Empezó Emma Stratton, ampurdanesa como el propio festival, con la Suite Francesa nº4. Desde la Allemande se pudo percibir una aproximación que se podria calificar de "romántica": cierta inestabilidad en la pulsación y un uso muy pianístico de los contrastes dinámicos. Personalmente no comparto ese enfoque, pero en cualquier caso no le impidió transmitir el contrapunto abigarrado de la Courante, exponer con gran claridad la linea de bajo de la Sarabande y la exhuberancia bailarina de la Gavotte, darle su electricidad al Aria y aunque faltó algo de contundencia en los trinos concluyó muy satisfactoriamente la pieza. Las buenas sensaciones se confirmaron desde el Preambulum de la Partita nº5, ejecutado con gran tensión rítmica. En el Tempo di Minuetto Stratton se convirtió en unan auténtica encantadora de serpientes y la secuencia final (Passepied y Giga) fue realmente brillante.

Si la cosa iba bien todavía fue a mejor con la actuación impresionante de Nicolas Margarit. Tuvo que lidiar con una irritante dispersión en la sala al inicio, hecha de toses y alguna caída de objetos, pero ya se mostró sensible en el Prelude. Con un estilo muy diferente al de Stratton (mayor estabilidad en la pulsación, mas cembalistico) dio a la Allemande una tensión rítmica muy "alla Gould", desplegó una precisión cautivadora en las ornamentaciones y supo combinar su enfoque con un bello sonido pianístico en el Menuet I.

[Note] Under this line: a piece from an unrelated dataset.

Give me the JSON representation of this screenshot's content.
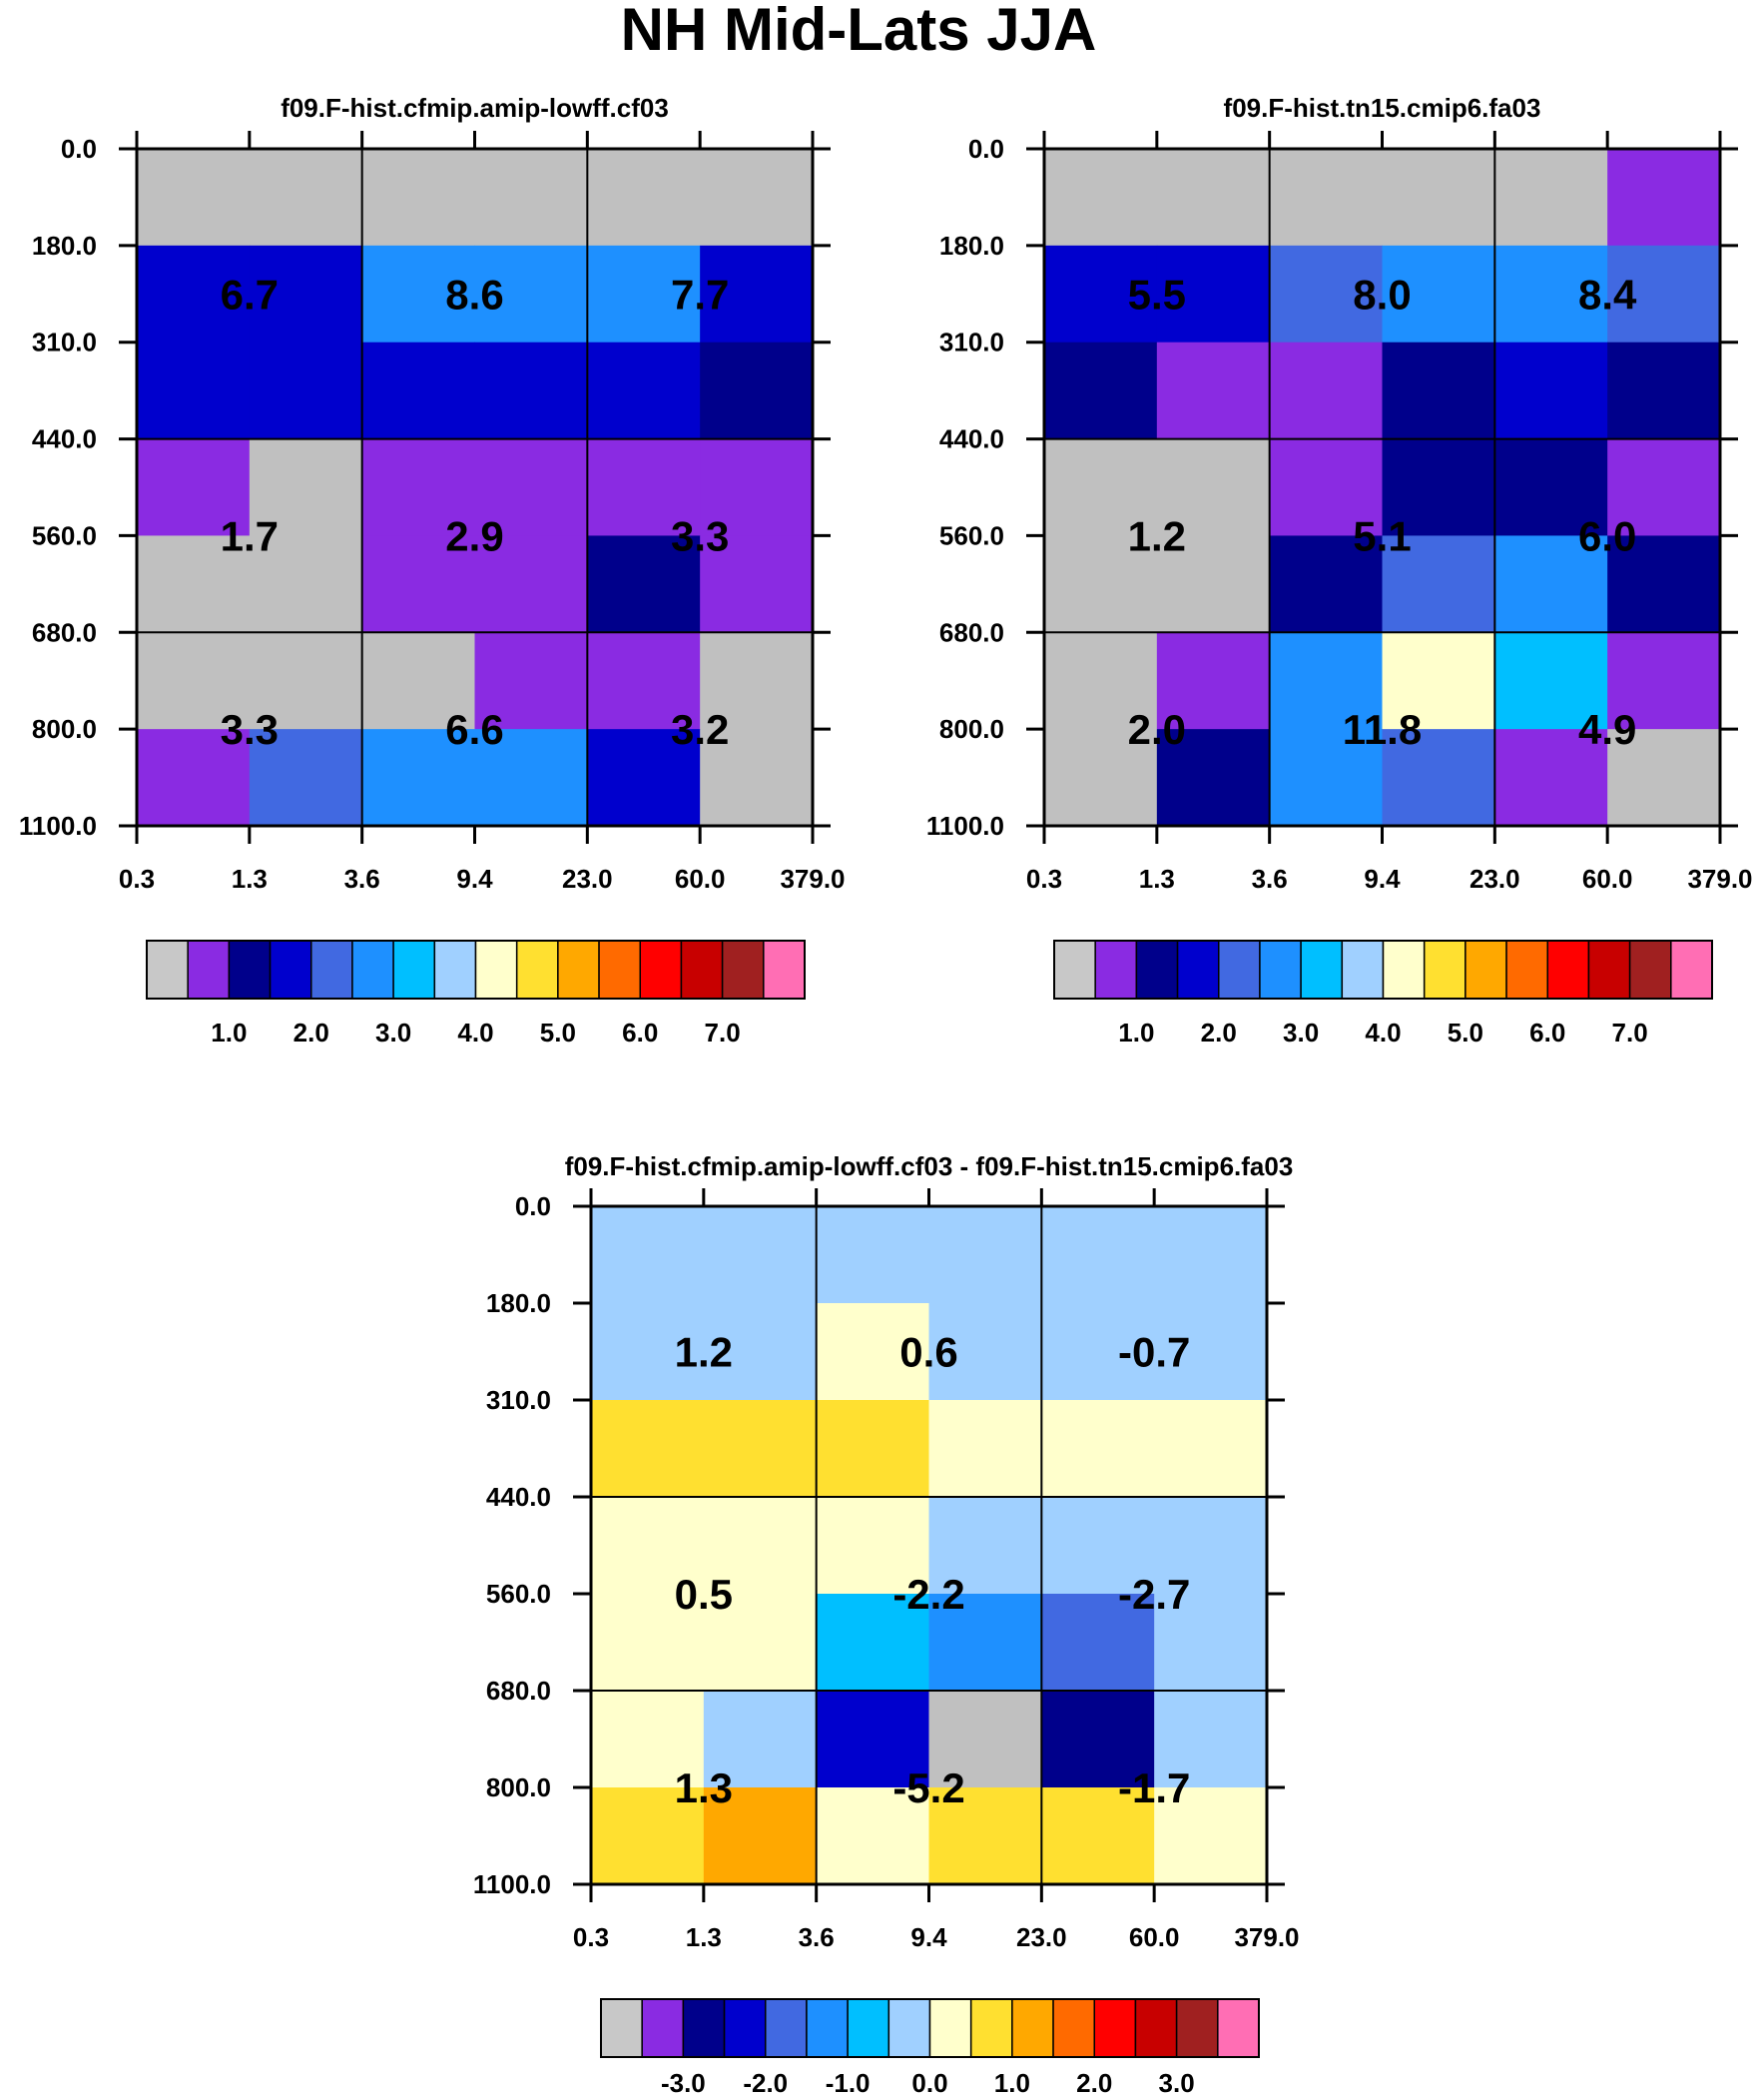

La fiesta siguió en la Suite Inglesa nº6 con un Prelude sobrio y expresivo, gran nitidez en los trinos de la Allemande, bellas ornamentaciones en la Sarabande y momentos delicadísimos en la Gigue. Como no hay justicia en este mundo, su exhibición fue aun boicoteada por un telefono en la Gavotte I pero nada pudo impedir que su actuación mereciera los aplausos recibidos.

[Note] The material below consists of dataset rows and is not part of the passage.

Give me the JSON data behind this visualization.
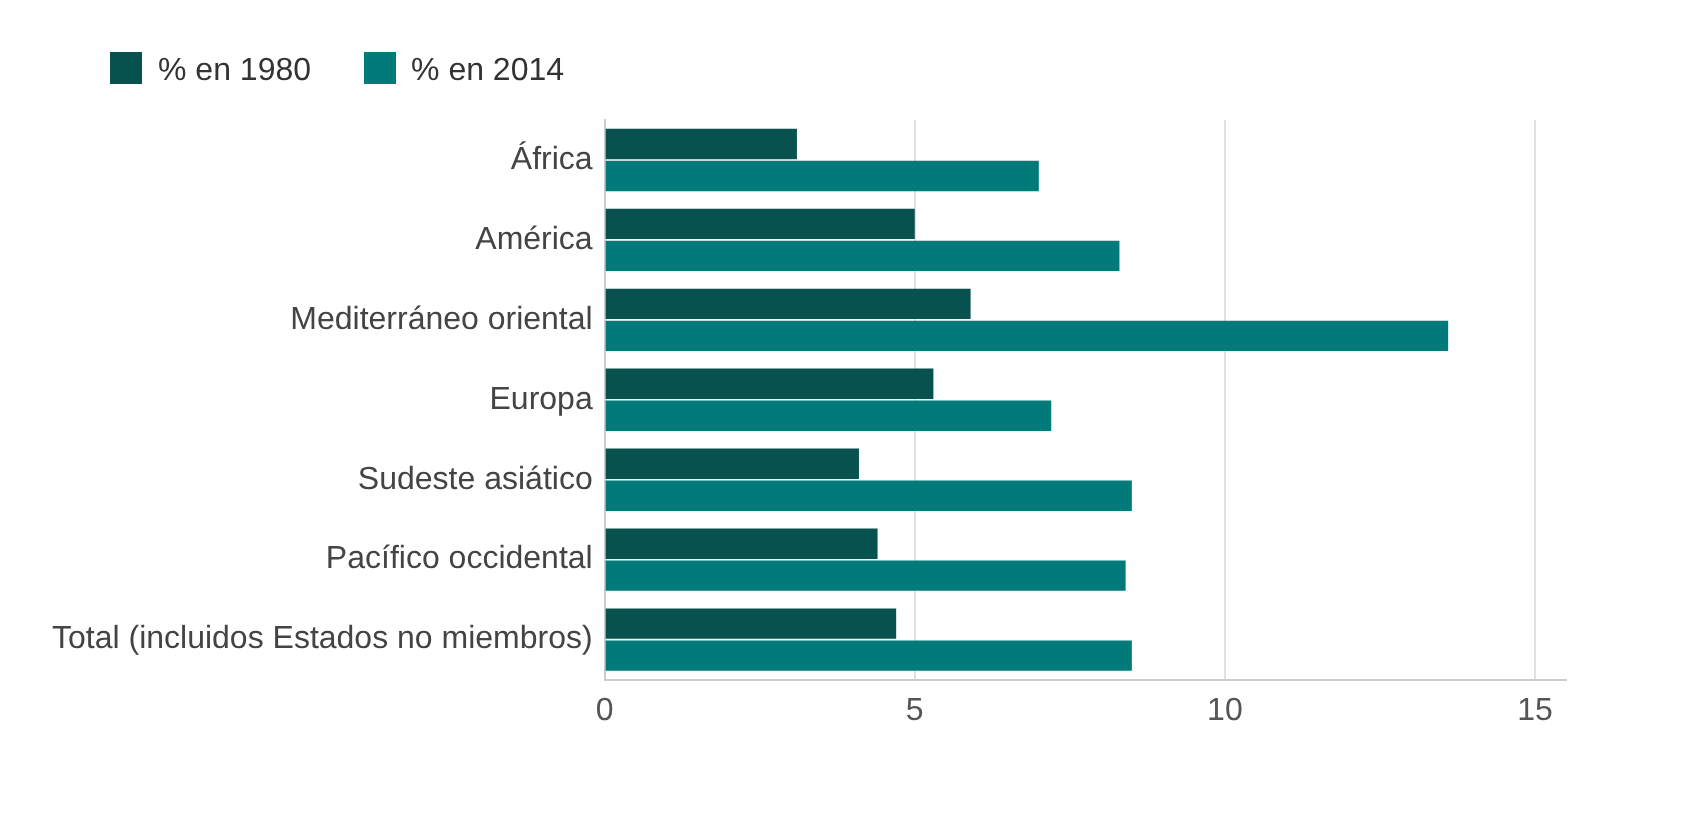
{
  "chart_data": {
    "type": "bar",
    "orientation": "horizontal",
    "categories": [
      "África",
      "América",
      "Mediterráneo oriental",
      "Europa",
      "Sudeste asiático",
      "Pacífico occidental",
      "Total (incluidos Estados no miembros)"
    ],
    "series": [
      {
        "name": "% en 1980",
        "color": "#07524f",
        "values": [
          3.1,
          5.0,
          5.9,
          5.3,
          4.1,
          4.4,
          4.7
        ]
      },
      {
        "name": "% en 2014",
        "color": "#007b7a",
        "values": [
          7.0,
          8.3,
          13.6,
          7.2,
          8.5,
          8.4,
          8.5
        ]
      }
    ],
    "xlim": [
      0,
      15.5
    ],
    "xticks": [
      0,
      5,
      10,
      15
    ],
    "grid": "x",
    "legend": "top left"
  }
}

Hay que felicitar a la dirección artistica porque el elenco no tenia fisura alguna. La segunda parte le correspondió a Albert Cano, otro estupendo pianista. Tocó con gran estilo el Prelude de la Suite Inglesa nº3, la Courante fue poética y expresiva y redujo al mínimo las pausas entre cada danza. En la Partita nº6 abordó la Toccata con bello sonido, exhibió un tacto delicado en la Allemande y la Courante y le dio a la obra profundidad trágica cuando la requiere.
Como en todos los conciertos, el bis se le dedicó al desaparecido impulsor del festival, Jordi Roch. Era difícil tratándose de tres pianistas, pero nos obsequiaron con la Romanza a seis manos de Rachmaninov entre un merecido jolgorio popular.